He was glad to part with Logan and Oliver. They had so much to settle with each other that he felt he was an unnecessary third. Paris had done violence to their relationship. They had gone there light of heart; they had returned oppressed and entangled. . . . And in London it was raining; but that was good, because familiar. It was good to go out into the friendly streets and to see them shining like black rivers, and to see the people hurrying under their dripping umbrellas and the women with their skirts up to their knees.

He seemed to have been away a very long time, and yet Paris seemed very far off too, an unreal memory, like a place of which he had read or seen in photographs. He was glad when he mounted a bus and knew that it was bearing him towards his own people.

Golda was very excited. She had had a letter from Harry, who had seen his brother in Paris, but had been too shy to speak to him because of his friends.

“You should have gone to see your brother,” she said.

“How could I?” asked Mendel. “I did not know where he was.”

“You speak Yiddish. You could have found him. He has done very well, but he is coming home to us. He does not like to live away from his people, and he says England is best.”
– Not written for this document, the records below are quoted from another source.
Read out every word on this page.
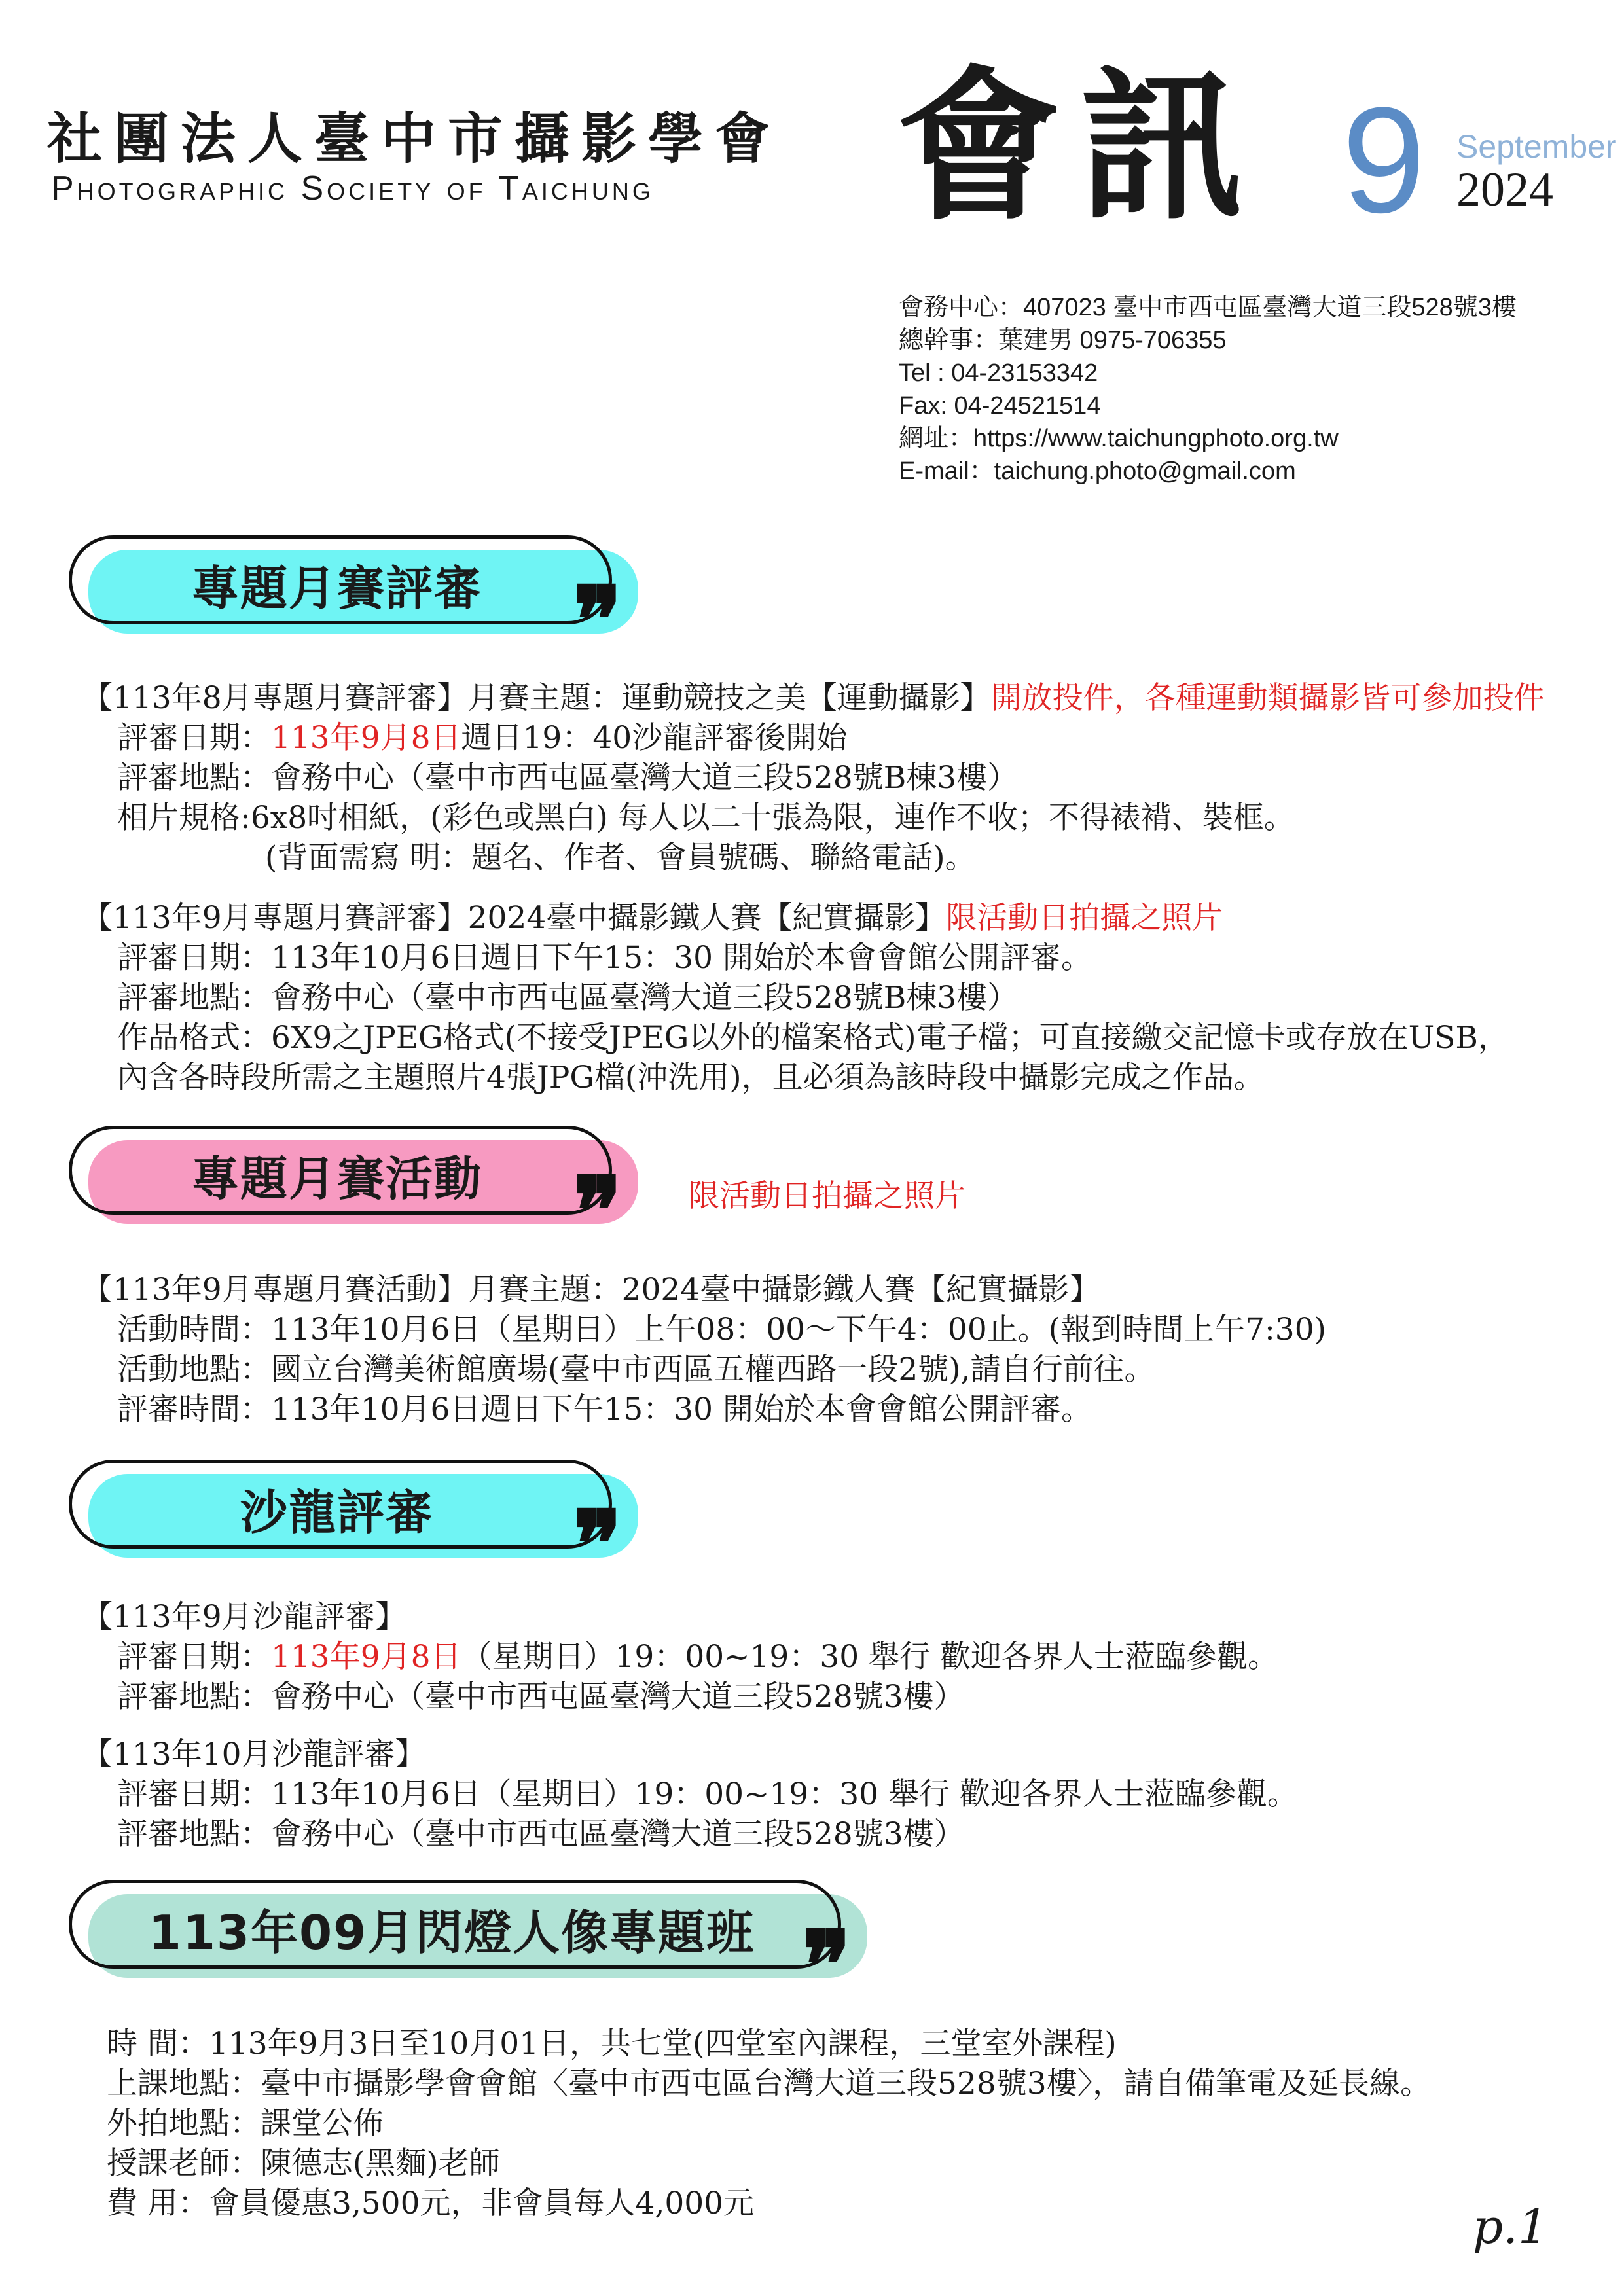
社團法人臺中市攝影學會
Photographic Society of Taichung 會訊 9 September
2024
會務中心：407023 臺中市西屯區臺灣大道三段528號3樓
總幹事：葉建男 0975-706355
Tel : 04-23153342
Fax: 04-24521514
網址：https://www.taichungphoto.org.tw
E-mail：taichung.photo@gmail.com
專題月賽評審 ❞
【113年8月專題月賽評審】月賽主題：運動競技之美【運動攝影】開放投件，各種運動類攝影皆可參加投件
評審日期：113年9月8日週日19：40沙龍評審後開始
評審地點：會務中心（臺中市西屯區臺灣大道三段528號B棟3樓）
相片規格:6x8吋相紙，(彩色或黑白) 每人以二十張為限，連作不收；不得裱褙、裝框。
(背面需寫 明：題名、作者、會員號碼、聯絡電話)。
【113年9月專題月賽評審】2024臺中攝影鐵人賽【紀實攝影】限活動日拍攝之照片
評審日期：113年10月6日週日下午15：30 開始於本會會館公開評審。
評審地點：會務中心（臺中市西屯區臺灣大道三段528號B棟3樓）
作品格式：6X9之JPEG格式(不接受JPEG以外的檔案格式)電子檔；可直接繳交記憶卡或存放在USB，
內含各時段所需之主題照片4張JPG檔(沖洗用)，且必須為該時段中攝影完成之作品。
專題月賽活動 ❞ 限活動日拍攝之照片
【113年9月專題月賽活動】月賽主題：2024臺中攝影鐵人賽【紀實攝影】
活動時間：113年10月6日（星期日）上午08：00～下午4：00止。(報到時間上午7:30)
活動地點：國立台灣美術館廣場(臺中市西區五權西路一段2號),請自行前往。
評審時間：113年10月6日週日下午15：30 開始於本會會館公開評審。
沙龍評審	❞
【113年9月沙龍評審】
評審日期：113年9月8日（星期日）19：00~19：30 舉行 歡迎各界人士蒞臨參觀。
評審地點：會務中心（臺中市西屯區臺灣大道三段528號3樓）
【113年10月沙龍評審】
評審日期：113年10月6日（星期日）19：00~19：30 舉行 歡迎各界人士蒞臨參觀。
評審地點：會務中心（臺中市西屯區臺灣大道三段528號3樓）
113年09月閃燈人像專題班 ❞
時 間：113年9月3日至10月01日，共七堂(四堂室內課程，三堂室外課程)
上課地點：臺中市攝影學會會館〈臺中市西屯區台灣大道三段528號3樓〉，請自備筆電及延長線。
外拍地點：課堂公佈
授課老師：陳德志(黑麵)老師
費 用：會員優惠3,500元，非會員每人4,000元	p.1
And Mendel thought that England was indeed best. For him, then, England meant his mother’s kitchen, with its odd decorations from Tottenham Court Road, its dresser crammed with gilded china and fringed with cut green paper, its collection of his early pictures, almost all hanging crooked, and the hard wooden chair in which Golda sat all day long with her hands on her stomach, dreaming and brooding of her life, which through all her hardships had been sweet because of her beautiful child whom everybody loved and spoiled, as she herself loved and spoiled him because he was not like other children. England was best because it could contain that peace and that beauty, and there was nothing in England to harm it or in envy to destroy it.

Mendel could understand his brother wanting to come back to it; for he, too, from all his adventures, returned to its simplicity for strength and comfort.

Moscowitsch came in with a Jewish paper. He was in a terrible state of anger and hatred. His eyes flashed and his nostrils quivered as he read out how a Jew in Russia had been accused of killing a Christian boy for his blood, and how over a thousand Jews had been massacred on the instigation of the police.